De Centrale Raad van Beroep heeft de zaak behandeld op 19 oktober 2005, maar appellant en zijn gemachtigde waren niet verschenen. De Raad heeft de argumenten van gedaagde, die in het verweerschrift verduidelijkte dat de ziekmelding van appellant in 2002 niet voortvloeide uit dezelfde ziekte-oorzaak, als doorslaggevend beschouwd. De Raad merkte op dat appellant geen medische gegevens had overgelegd die de conclusies van de verzekeringsartsen konden weerleggen.
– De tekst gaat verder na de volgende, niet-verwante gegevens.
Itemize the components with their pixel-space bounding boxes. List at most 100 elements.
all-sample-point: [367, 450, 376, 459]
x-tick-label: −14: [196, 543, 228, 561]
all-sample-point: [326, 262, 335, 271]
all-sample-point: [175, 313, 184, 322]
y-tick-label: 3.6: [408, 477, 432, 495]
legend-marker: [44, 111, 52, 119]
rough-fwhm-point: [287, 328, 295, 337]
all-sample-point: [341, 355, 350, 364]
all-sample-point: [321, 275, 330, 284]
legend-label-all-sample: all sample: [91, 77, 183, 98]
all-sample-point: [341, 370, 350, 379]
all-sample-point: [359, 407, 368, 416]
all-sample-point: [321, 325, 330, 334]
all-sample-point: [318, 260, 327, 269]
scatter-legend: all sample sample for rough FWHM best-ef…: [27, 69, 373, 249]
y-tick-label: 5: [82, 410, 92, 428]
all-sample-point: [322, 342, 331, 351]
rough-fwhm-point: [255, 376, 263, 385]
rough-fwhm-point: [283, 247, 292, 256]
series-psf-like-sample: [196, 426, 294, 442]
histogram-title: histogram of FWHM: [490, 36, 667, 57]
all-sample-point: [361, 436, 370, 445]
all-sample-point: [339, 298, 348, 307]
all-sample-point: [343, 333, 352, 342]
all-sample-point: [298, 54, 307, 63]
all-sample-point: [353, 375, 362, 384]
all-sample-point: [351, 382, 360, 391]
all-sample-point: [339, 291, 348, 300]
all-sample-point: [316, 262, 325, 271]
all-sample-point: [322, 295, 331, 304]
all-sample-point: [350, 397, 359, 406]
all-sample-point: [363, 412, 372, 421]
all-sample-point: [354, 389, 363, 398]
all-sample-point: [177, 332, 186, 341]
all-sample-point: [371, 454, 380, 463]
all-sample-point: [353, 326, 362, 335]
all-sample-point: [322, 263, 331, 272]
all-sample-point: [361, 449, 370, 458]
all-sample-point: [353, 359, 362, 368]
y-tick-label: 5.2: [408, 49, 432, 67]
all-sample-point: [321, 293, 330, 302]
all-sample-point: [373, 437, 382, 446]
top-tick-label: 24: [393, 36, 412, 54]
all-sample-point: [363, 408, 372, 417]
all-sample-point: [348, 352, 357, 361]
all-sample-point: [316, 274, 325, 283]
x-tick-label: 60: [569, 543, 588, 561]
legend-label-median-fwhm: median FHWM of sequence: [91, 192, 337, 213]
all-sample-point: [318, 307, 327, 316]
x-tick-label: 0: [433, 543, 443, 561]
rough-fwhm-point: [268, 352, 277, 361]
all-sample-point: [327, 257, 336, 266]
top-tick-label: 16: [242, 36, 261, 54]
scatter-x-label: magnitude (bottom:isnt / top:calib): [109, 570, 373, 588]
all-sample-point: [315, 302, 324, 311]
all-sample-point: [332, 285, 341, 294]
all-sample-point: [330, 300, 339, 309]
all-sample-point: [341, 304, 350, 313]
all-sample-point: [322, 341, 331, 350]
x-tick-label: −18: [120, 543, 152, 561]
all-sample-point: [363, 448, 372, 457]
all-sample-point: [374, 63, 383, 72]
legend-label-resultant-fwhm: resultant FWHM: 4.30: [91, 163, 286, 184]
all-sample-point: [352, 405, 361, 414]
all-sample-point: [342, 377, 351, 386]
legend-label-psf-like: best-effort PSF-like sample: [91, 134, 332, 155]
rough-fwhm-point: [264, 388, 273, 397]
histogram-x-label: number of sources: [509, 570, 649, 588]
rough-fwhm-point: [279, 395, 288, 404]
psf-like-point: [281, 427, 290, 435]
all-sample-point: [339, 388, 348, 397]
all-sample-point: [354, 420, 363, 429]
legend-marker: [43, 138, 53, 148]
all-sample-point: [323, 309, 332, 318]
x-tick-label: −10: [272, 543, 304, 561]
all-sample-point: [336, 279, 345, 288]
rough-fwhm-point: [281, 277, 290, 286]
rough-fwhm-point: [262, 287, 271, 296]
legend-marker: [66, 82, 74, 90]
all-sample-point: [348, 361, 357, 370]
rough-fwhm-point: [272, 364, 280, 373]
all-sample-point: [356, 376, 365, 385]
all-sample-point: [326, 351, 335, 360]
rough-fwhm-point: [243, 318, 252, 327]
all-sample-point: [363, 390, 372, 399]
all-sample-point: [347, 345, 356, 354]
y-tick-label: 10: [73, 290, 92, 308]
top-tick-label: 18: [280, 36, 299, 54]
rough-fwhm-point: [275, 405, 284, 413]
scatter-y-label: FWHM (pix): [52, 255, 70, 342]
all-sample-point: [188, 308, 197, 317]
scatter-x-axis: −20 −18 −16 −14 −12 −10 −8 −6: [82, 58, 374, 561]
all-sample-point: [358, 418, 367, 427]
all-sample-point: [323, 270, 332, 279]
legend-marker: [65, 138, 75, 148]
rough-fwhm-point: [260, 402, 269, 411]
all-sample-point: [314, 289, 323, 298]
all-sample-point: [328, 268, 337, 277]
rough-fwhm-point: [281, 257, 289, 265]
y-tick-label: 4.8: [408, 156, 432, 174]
De Raad bevestigde de eerdere uitspraak van de rechtbank en oordeelde dat er geen aanleiding was om de WAO-uitkering van appellant te verhogen. De Raad stelde vast dat de klachten van appellant, die hij in 2002 had, niet langer dan vier weken duurden en dat er geen noodzaak was voor een arbeidskundig onderzoek in deze situatie. De uitspraak werd openbaar uitgesproken op 30 november 2005.

Uitspraak

03/6153 WAO
U I T S P R A A K
in het geding tussen:
[appellant], wonende te [woonplaats], appellant,
en
de Raad van bestuur van het Uitvoeringsinstituut werknemersverzekeringen, gedaagde.
I. ONTSTAAN EN LOOP VAN HET GEDING
Bij besluit van 5 december 2002 heeft gedaagde aan appellant medegedeeld dat de uitkering die appellant ontving ingevolge de Wet op de arbeidsongeschiktheidsverzekering (WAO) ongewijzigd wordt voortgezet in de klasse van 15 tot 25%.
Bij besluit van 17 april 2003 (hierna: het bestreden besluit) heeft gedaagde het bezwaar van appellant tegen het besluit van
5 december 2002 ongegrond verklaard.
De rechtbank Assen heeft in haar uitspraak van 30 oktober 2003, reg. nr. 03/487 WAO, het beroep tegen het bestreden besluit ongegrond verklaard.
Namens appellant heeft mr. F.Y. van der Pol, werkzaam bij Rechtshulp Noord, op bij beroepschrift aangegeven gronden tegen deze uitspraak hoger beroep ingesteld.
Van gedaagde is een verweerschrift ontvangen.
Het geding is behandeld ter zitting van de Raad op 19 oktober 2005, waar appellant en zijn gemachtigde, met voorafgaand bericht, niet zijn verschenen en waar voor gedaagde is verschenen mr. T.M. Snippe, werkzaam bij het Uwv.
II. MOTIVERING
Bij zijn oordeelsvorming gaat de Raad uit van de volgende feiten en omstandigheden.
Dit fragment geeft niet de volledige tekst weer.